Faits divers – Justice

Saint-Herblain : un enfant de 8 ans torturé et mort noyé dans la baignoire, le couple mis en examen et écroué

Par Marion Fersing, France Bleu Loire Océan et France Bleu vendredi 13 janvier 2017 à 19:21 Mis à jour le samedi 14 janvier 2017 à 16:04

Un enfant est décédé dans la baignoire d'un appartement de cet immeuble à Saint-Herblain
Un enfant est décédé dans la baignoire d'un appartement de cet immeuble à Saint-Herblain © Maxppp - PHOTOPQR/OUEST FRANCE/MAXPPP

Un petit garçon de 8 ans est mort noyé dans la baignoire de l'appartement familial, ce mercredi, à Saint-Herblain. Sa mère et son compagnon sont soupçonnés de meurtre et d'actes de torture et de barbarie ayant entraîné la mort. Le couple a été mis en examen et écroué.

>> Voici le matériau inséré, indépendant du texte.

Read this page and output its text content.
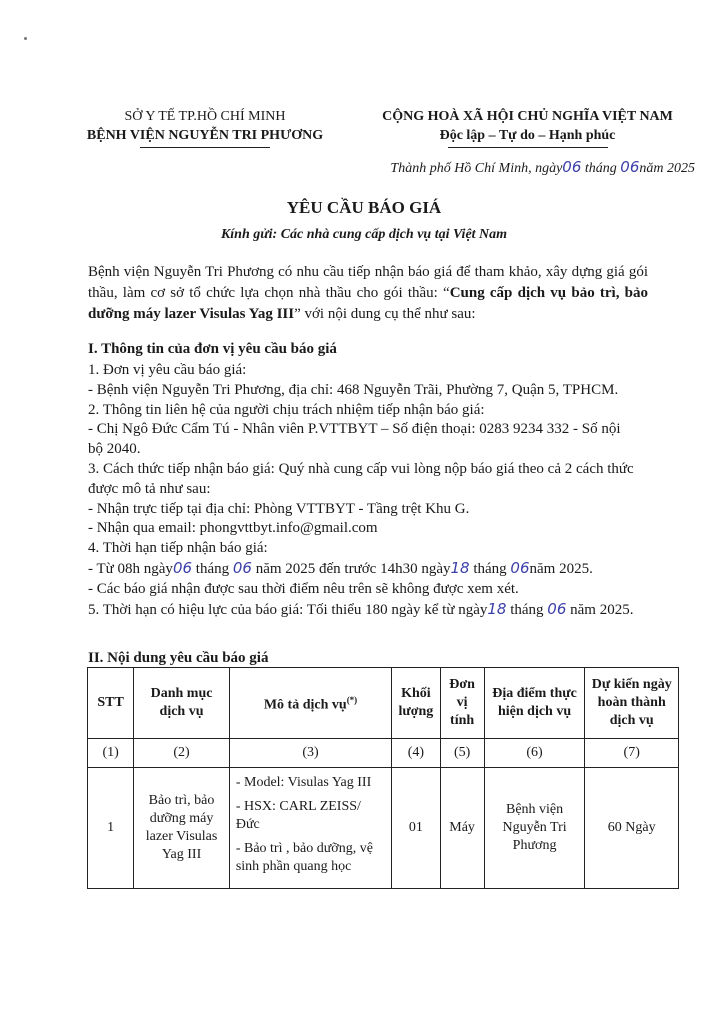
SỞ Y TẾ TP.HỒ CHÍ MINH
BỆNH VIỆN NGUYỄN TRI PHƯƠNG
CỘNG HOÀ XÃ HỘI CHỦ NGHĨA VIỆT NAM
Độc lập – Tự do – Hạnh phúc
Thành phố Hồ Chí Minh, ngày06 tháng 06năm 2025
YÊU CẦU BÁO GIÁ
Kính gửi: Các nhà cung cấp dịch vụ tại Việt Nam
Bệnh viện Nguyễn Tri Phương có nhu cầu tiếp nhận báo giá để tham khảo, xây dựng giá gói thầu, làm cơ sở tổ chức lựa chọn nhà thầu cho gói thầu: “Cung cấp dịch vụ bảo trì, bảo dưỡng máy lazer Visulas Yag III” với nội dung cụ thể như sau:
I. Thông tin của đơn vị yêu cầu báo giá
1. Đơn vị yêu cầu báo giá:
- Bệnh viện Nguyễn Tri Phương, địa chỉ: 468 Nguyễn Trãi, Phường 7, Quận 5, TPHCM.
2. Thông tin liên hệ của người chịu trách nhiệm tiếp nhận báo giá:
- Chị Ngô Đức Cẩm Tú - Nhân viên P.VTTBYT – Số điện thoại: 0283 9234 332 - Số nội
bộ 2040.
3. Cách thức tiếp nhận báo giá: Quý nhà cung cấp vui lòng nộp báo giá theo cả 2 cách thức
được mô tả như sau:
- Nhận trực tiếp tại địa chỉ: Phòng VTTBYT - Tầng trệt Khu G.
- Nhận qua email: phongvttbyt.info@gmail.com
4. Thời hạn tiếp nhận báo giá:
- Từ 08h ngày06 tháng 06 năm 2025 đến trước 14h30 ngày18 tháng 06năm 2025.
- Các báo giá nhận được sau thời điểm nêu trên sẽ không được xem xét.
5. Thời hạn có hiệu lực của báo giá: Tối thiểu 180 ngày kể từ ngày18 tháng 06 năm 2025.
II. Nội dung yêu cầu báo giá
STT	Danh mục dịch vụ	Mô tả dịch vụ(*)	Khối lượng	Đơn vị tính	Địa điểm thực hiện dịch vụ	Dự kiến ngày hoàn thành dịch vụ
(1)	(2)	(3)	(4)	(5)	(6)	(7)
1	Bảo trì, bảo dưỡng máy lazer Visulas Yag III	- Model: Visulas Yag III
- HSX: CARL ZEISS/ Đức
- Bảo trì , bảo dưỡng, vệ sinh phần quang học	01	Máy	Bệnh viện Nguyễn Tri Phương	60 Ngày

Un petit garçon de 8 ans est mort noyé dans la baignoire de l'appartement familial, ce mercredi à Saint-Herblain, dans le quartier de la Crémetterie. Sa mère et le compagnon de celle-ci ont été placés en garde à vue. Ils ont été présentés à un juge ce vendredi soir. Le couple a été mis en examen et écroué.

Plongé pieds et poings liés dans une baignoire d'eau froide

Ce mercredi, les secours sont appelés à Saint-Herblain par un couple qui explique que le petit garçon s'est noyé dans la baignoire. Ils ont tout de suite des doutes en découvrant des traces de liens sur ses poignets et ses chevilles. La police est prévenue. Le couple est immédiatement arrêté.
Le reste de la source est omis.